その人からいまモニカさんが色々と訊いているところなのですが……
オレはもうこの人が可哀想で見ていられませんよ!
「さあ吐きなさい! オスカーはいまどこにいますの? なぜ匂いを消し気配を無くすアサシンの技を使っているのかしら?」
「だから知らねえって! てかこの全身の猛烈な痒みを止めてくれっ! 頭が変になりそうなんだよーっ!」
「うふふ、その呪詛はもっと痒くなってきますわよ。でも質問にちゃんと答えてくれれば、止めてさしあげますわ」
「かゆいっ、かゆいっ! 本当に知らねえんだよッ! ああっ、かゆいッ!」
掻いてあげたいっ! オレはとっても掻いてあげたいんですっ!
でも掻いたらモニカさんに怒られるので、ごめんなさい……
「モニカ、まだ手ぬるいんじゃないか? 例のあの呪詛を使ってはどうだろう? フフフ」
「まあリリアン、鬼畜ですわね! でもいい提案ですわ、そうね例のあの呪詛を使いましょうッ!」
「よ、よせ、何をする気だっ!?」
あ、またモニカさんがあの恐ろしい変な言葉をブツブツと言い始めました!
イヌのキラいなすごく低い音が混じっているんですよね。
「あがっ!? 痛いっ、痛いっ! 歯が痛いーっ! 歯がーッ!」
「ホホホ、これは『虫歯の恐怖』という呪詛ですわ。この虫歯の痛みに耐えられますかしら?」
「モニカ……恐ろしい奴。コテツ殿、ちゃんと歯を磨かないと虫歯になって、あのような痛みが襲ってくるのです」
「痛いっ、歯が痛いっ! この虫歯をなんとかしてくれーッ!」
あわわわ、オレもう二度と歯磨きをさぼったりしませんっ! こんな苦しみ絶対イヤですッ!
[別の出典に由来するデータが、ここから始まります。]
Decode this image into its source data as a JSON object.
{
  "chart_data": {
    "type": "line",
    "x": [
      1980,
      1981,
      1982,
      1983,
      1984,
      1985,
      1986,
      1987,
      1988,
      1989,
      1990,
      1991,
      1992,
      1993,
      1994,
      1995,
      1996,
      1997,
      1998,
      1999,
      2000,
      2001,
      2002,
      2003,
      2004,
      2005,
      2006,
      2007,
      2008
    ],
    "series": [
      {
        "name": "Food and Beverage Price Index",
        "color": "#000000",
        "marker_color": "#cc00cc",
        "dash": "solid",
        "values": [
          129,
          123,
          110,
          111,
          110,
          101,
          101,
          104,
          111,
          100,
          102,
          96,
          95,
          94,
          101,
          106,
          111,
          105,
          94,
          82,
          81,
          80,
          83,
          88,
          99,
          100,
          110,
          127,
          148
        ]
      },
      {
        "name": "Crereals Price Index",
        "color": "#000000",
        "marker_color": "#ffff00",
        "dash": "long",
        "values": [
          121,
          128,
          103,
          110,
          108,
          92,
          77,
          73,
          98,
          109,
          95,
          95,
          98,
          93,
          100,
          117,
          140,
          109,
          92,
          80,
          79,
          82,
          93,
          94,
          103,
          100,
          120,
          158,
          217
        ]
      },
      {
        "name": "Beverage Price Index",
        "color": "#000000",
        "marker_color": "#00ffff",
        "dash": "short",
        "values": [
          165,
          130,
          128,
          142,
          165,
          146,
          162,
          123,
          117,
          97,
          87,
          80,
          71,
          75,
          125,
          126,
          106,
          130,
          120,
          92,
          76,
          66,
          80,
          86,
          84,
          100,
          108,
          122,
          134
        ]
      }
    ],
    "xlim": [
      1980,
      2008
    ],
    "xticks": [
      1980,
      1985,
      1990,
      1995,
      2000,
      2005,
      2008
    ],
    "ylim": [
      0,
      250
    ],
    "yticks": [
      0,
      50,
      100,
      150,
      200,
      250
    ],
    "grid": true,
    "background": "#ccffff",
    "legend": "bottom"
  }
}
「リリアンさん、オレ間違っていました……虫歯怖いですっ!」
「分かって頂けましたかっ!」
「はいっ!」
「話すっ、話すからこの歯の痛みを止めてくれっ! 俺が知っているのは誘拐した獣人たちの取引を、今晩するって事だけだっ! オスカーさんが何をしているのかは本当に知らねえんだよッ!」
「オスカーも一緒に取引場所へ行きますの?」
「一緒じゃねえっ! 現地での合流だッ! 歯が痛いっ! それにかゆいっ! もう助けてくれーッ!」
モニカさんとリリアンさんは、この可哀想な人がこれ以上は何も知らないと判断したようです。かゆみと虫歯の痛みを止めてあげました。
「ああ、痒みも歯の痛みもない人生って素晴らしい……俺って今まで幸せだったんだなあ」
この可哀想な人は、なんだか遠い目をして幸福感に浸っていますね。オレまで幸せな気分になってきましたよ。
なのでオレはこの人に……
「ん、なんだ? って兄ちゃん……こ、これはっ!」
「そうです、歯ブラシです。一緒に磨きませんか? お互いの歯の健康のためにっ!」
「ありがとう。一緒に磨こうぜっ!」
こうしてオレたちは歯磨きの大切さを学ぶことができました。
ところでモニカさんはさっそく獣人さんたちを奪還しに行くと張り切っていて、オレたち三人はいま町の外の林に向かっています。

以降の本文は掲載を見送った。